Love at a bank

The operation of financial institutions is unimaginable without the people who work in them. Their professional – and often also private – lives are recounted in the personal files that have survived to this day in the CNB Archive. These files are one of its lesser-known treasures, awaiting more extensive use, particularly for genealogical research.

The files contain the life stories of forgotten figures from the world of banking. Among other things, they reveal tales of love that blossomed within the walls of financial institutions. On the occasion of St Valentine's Day, we present one such story.

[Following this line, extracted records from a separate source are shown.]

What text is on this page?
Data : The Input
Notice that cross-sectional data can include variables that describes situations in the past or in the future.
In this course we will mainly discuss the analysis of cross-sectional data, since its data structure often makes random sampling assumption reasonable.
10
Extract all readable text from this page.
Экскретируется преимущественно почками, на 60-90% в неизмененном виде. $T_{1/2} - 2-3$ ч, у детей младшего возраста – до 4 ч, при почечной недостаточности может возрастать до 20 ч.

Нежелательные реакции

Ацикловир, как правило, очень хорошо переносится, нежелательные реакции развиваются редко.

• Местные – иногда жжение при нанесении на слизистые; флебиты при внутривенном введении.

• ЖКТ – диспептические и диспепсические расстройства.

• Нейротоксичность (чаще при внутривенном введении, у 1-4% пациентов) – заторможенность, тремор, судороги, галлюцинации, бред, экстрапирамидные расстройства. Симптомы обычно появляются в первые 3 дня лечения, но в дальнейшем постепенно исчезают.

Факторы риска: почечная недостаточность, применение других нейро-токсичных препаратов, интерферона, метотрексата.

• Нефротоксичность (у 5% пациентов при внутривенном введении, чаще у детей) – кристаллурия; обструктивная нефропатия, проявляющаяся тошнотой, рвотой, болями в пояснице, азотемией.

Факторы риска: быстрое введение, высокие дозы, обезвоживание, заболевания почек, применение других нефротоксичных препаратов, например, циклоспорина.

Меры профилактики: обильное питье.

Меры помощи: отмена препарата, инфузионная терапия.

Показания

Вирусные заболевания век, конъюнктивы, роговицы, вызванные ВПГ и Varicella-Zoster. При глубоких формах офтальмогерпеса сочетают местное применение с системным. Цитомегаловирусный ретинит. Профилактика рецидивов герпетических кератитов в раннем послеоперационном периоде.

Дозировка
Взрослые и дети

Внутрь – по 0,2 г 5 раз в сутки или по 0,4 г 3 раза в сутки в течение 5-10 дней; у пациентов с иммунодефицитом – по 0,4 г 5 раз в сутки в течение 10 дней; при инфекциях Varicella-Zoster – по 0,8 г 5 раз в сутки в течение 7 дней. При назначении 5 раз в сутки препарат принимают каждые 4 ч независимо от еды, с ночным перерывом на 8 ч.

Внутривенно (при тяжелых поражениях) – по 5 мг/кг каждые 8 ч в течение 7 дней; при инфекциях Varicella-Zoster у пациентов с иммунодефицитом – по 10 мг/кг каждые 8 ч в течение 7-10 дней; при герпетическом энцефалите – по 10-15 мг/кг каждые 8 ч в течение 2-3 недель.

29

More than a century ago, women began working in banks. Among the first generation of female bank clerks was Pavla Patočková, the daughter of a shopkeeper from Kostelec nad Černými lesy and the central figure of our story. She joined the Vienna branch of Živnostenská banka during the war in 1916 at just sixteen years of age. After the war, she transferred to the bank's headquarters in Prague. Like more than half of the women employed by Živnostenská banka at the time, she met her future husband there: František Ptáček, the son of a widowed fruit merchant who traded on Prague's Ovocný trh square.

For today's reader, it may come as a surprise that, under the bank's service regulations, employees planning to marry were required to notify the bank's management and obtain its permission. This was only granted to clerks who were considered financially secure. František, who had worked at the bank for eleven years and, as head of the registry, earned a salary that met the required standard, received approval almost immediately.

For Pavla, however, love sealed by marriage marked a turning point. Upon marrying, she had to leave Živnostenská banka voluntarily, as married women were not permitted to work there at that time.

According to the documents in her personal file, the couple were married in Kostelec nad Černými lesy on 14 July 1924, and within a year they welcomed the first of their three daughters.

As the documents preserved in the CNB Archive show, much has changed in banking regulations over the past century. Yet just as in the past, so too today, personal files may still conceal stories of love.